Case studies: analysis of USCO nucleotide sequence variation
To infer nucleotide sequence variation and to perform phenetic analyses on the extracted USCO data, such as Bayesian clustering or non-metric multidimensional scaling (NMDS), SNPs were extracted from the USCO nucleotide alignments of the four case studies obtained as described in the previous section. SNP sites were extracted from the multiple nucleotide sequence alignments of diploid consensus sequences of each USCO with the software SNP-sites (Page et al., 2016), excluding low-quality sites masked by the software bcftools with lowercase letters. For this purpose, all outgroup taxa were excluded from the multiple nucleotide sequence alignments. In the dataset of Darwin’s finches, we additionally excluded the divergent ingroup genusCerthidea .
SNPs were filtered in three steps using custom Perl scripts as done by Dietz et al. (2023). First, all non-informative SNP sites (i.e., those in which all individuals except one had the same allele) were removed (removegaps_snp_inf_d.pl); second, SNP sites with missing data or with gaps in more than 50% of individuals were removed (removegaps_d.pl); and third, only SNP sites in a given gene present in the largest number of individuals in the respective gene’s nucleotide sequence alignment were kept (removegaps_snp_d.pl).
Based on the extracted SNP sites, we conducted a population structure analysis by clustering SNPs with the software STRUCTURE v. 2.3.4 (Pritchard et al., 2000) using an MCMC chain length of 50,000 (burn-in of 20,000) and a range of values for the number of ancestral populations (K) from 1 to 10. For each K value, the analysis was repeated ten times and the result with the highest likelihood was chosen. Additionally, we performed NMDS in two dimensions with the software PAST v. 4.03 (Hammer et al., 2001) using only biallelic SNPs. With a custom script (snp-pca_d.pl), genotypes homozygous for the majority allele were coded as 0, those homozygous for the rarer allele as 2 and heterozygous genotypes as 1. NMDS was then performed based on Euclidean distances. We repeated the analysis at least ten times to reduce the risk of reporting results with only locally optimal parameters and chose the results with the lowest stress value (i.e., those with the best fit to the data).

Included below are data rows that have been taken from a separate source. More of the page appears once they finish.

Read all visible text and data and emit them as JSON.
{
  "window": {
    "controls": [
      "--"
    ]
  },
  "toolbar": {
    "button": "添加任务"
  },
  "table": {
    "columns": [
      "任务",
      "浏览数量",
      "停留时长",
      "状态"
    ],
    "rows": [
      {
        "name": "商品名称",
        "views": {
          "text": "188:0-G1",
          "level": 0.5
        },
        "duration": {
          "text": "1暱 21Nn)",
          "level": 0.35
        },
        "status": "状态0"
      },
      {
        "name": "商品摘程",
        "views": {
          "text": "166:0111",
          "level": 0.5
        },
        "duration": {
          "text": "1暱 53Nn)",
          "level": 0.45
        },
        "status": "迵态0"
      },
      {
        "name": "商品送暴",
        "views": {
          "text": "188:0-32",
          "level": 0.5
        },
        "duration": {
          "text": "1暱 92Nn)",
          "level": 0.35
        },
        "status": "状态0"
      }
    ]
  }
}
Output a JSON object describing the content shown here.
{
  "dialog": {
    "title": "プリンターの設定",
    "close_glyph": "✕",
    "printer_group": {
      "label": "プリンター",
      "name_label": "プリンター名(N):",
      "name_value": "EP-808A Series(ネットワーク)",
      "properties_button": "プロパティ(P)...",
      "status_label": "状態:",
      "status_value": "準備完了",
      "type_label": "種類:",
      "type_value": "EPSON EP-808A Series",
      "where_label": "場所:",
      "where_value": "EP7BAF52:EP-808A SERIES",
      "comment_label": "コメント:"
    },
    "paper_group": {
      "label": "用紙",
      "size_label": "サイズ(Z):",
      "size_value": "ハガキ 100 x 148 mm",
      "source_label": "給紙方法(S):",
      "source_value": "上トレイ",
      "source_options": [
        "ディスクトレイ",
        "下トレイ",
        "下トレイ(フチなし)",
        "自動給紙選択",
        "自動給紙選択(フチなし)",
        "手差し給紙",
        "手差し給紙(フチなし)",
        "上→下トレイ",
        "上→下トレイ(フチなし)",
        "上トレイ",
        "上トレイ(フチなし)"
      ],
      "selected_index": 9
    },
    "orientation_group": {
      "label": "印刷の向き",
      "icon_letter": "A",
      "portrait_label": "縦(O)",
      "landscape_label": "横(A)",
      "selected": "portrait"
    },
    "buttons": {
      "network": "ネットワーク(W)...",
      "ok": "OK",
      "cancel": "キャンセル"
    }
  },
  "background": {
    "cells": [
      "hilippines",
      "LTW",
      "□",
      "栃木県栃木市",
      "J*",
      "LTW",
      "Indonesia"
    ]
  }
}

To assess whether different data extraction methods can be combined, we created multiple sequence alignments including the mzl-USCOs extracted with the BUSCO software and those extracted with Orthograph using OrthoDB v. 9 and v. 10. We combined the sequences of each gene obtained from the three approaches in a single dataset for each of the four case studies, using only those 580 genes classified as mzl-USCOs in both versions of OrthoDB. In this dataset, every specimen was consequently represented three times. We aligned the amino acid sequences from the three approaches with MAFFT v. 7.543 (Katoh & Standley, 2013) and inferred the corresponding nucleotide sequence alignments with pal2nal v. 14.1 (Suyama et al., 2006). However, we only used the nucleotide sequence alignments for phylogenetic inference, as they provide more phylogenetic signal for closely related taxa than the amino acid sequence alignments. The nucleotide sequence alignments were concatenated and the resulting supermatrix was phylogenetically analyzed with IQ-TREE as described above, except that only one analysis was conducted per dataset. Trees were rooted at the midpoint. We tested the effect of removing alignment positions with missing data and gaps on the phylogenetic results by removing alignment sites that have missing data or gaps in at least one individual and performing a phylogenetic analysis on the reduced dataset as described above. Analogously, using both data including or excluding positions with missing data or gaps, we performed phylogenetic analyses on multiple nucleotide sequence alignments of each gene and inferred a coalescent-based tree with ASTRAL as described above. Furthermore, we visually inspected the entire multiple nucleotide sequence alignment of each gene in all four case studies and removed alignment regions which contained strongly divergent sequences between extraction approaches and manually corrected obvious misalignments in AliView (Larsson, 2014). These corrected data were then used for coalescent-based and concatenation-based phylogenetic analyses as described above. Additionally, we generated versions of these corrected multiple nucleotide sequence alignments in which sites containing missing data and gaps were removed as described above.